The [Non]enforceability of Privacy Promises–Pinero v. Jackson Hewitt

23 01 2009

A recent court case reiterates that privacy policies aren’t the be-all, end-all panacea for protecting online privacy.

By Ethan Ackerman

One of the main arguments against a federal online privacy law has been that website privacy policies were a self-regulatory solution that was more than sufficient, permitted more flexibility, and bound parties as surely as any federal law. Real-life court cases continue to suggest the contrary.

From mid-90s FTC staff decisions to “encourage self-regulation” to the 1998 formalization of a Clinton administration e-commerce policy framework to the extension of this policy through both terms of the G.W. Bush Administration, “self-regulation” of online privacy has been the policy of the executive branch of the federal government. Similarly, “self-regulation” has been the primary card played (the 10 of spades?) against Congressional attempts to pass federal online privacy regulation, successful in stalling any legislation on the issue since at least the 106th Congress. Online industry lobby groups still emphasize that “self-regulation” is the only needed enforcement, and online privacy advocates cite self-regulation’s failures for the ‘decade of disappointment’ in internet privacy.

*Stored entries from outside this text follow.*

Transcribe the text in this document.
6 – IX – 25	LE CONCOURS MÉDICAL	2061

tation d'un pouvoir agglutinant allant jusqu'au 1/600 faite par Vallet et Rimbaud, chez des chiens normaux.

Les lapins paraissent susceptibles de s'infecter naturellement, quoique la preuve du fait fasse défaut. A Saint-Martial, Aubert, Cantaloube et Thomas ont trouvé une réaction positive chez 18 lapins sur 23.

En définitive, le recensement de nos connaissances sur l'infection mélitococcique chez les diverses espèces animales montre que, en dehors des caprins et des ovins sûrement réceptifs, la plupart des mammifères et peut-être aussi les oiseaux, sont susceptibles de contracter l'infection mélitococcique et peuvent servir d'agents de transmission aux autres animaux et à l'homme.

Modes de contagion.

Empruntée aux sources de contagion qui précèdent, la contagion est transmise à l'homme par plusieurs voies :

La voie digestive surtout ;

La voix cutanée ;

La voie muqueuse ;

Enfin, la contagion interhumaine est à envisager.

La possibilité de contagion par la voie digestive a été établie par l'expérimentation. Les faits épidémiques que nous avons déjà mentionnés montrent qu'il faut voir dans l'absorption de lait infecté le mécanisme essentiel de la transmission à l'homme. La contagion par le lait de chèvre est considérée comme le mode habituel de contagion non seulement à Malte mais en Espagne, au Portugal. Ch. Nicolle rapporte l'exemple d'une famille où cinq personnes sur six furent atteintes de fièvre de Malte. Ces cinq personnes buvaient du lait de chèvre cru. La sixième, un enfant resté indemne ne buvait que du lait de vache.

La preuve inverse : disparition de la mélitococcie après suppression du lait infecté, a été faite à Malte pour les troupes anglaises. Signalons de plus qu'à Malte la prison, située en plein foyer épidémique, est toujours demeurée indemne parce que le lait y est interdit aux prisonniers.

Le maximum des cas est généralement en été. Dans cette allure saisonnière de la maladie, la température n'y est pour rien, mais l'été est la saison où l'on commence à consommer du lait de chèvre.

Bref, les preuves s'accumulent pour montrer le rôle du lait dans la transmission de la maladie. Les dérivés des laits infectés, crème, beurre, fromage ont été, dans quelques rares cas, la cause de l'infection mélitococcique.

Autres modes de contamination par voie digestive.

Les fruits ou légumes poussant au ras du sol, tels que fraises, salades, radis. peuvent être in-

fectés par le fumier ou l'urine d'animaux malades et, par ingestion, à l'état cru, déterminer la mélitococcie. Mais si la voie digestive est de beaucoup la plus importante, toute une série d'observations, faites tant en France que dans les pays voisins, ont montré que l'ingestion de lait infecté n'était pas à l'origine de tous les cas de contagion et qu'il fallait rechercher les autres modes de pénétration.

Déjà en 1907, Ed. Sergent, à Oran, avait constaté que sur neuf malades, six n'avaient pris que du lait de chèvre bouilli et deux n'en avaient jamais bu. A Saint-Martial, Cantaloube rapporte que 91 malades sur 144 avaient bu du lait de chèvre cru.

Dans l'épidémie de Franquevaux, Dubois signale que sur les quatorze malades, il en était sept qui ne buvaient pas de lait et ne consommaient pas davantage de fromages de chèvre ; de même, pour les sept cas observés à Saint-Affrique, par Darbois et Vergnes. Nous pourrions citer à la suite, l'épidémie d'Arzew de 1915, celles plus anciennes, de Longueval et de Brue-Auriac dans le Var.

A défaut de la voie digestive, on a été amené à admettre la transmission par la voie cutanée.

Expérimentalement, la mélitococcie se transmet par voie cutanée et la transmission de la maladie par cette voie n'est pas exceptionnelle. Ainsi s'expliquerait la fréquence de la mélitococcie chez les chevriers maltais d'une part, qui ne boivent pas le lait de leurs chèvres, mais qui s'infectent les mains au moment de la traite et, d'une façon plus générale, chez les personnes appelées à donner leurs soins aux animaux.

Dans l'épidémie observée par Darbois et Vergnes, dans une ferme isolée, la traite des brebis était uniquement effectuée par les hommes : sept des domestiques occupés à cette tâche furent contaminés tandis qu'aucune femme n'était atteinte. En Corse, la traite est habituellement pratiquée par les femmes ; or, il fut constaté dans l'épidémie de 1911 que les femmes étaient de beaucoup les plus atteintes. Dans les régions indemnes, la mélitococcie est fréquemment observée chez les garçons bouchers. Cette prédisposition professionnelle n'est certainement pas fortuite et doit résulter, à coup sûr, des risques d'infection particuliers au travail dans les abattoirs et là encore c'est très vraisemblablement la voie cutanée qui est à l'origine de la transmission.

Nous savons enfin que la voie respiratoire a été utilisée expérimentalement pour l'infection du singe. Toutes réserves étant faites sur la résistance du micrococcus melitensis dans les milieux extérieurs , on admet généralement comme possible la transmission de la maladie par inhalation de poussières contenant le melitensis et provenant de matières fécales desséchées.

Meanwhile, outside of the policy debates, online activity has exploded, along with the collection and use of personal information online. Putting aside the real challenge of discovering unacceptable uses, sometimes that collection and use (or misuse) is egregious enough that someone sues over it. As the recent case of Pinero v. Jackson Hewitt Tax Service shows yet again, actual monetary damages matter more than egregiousness.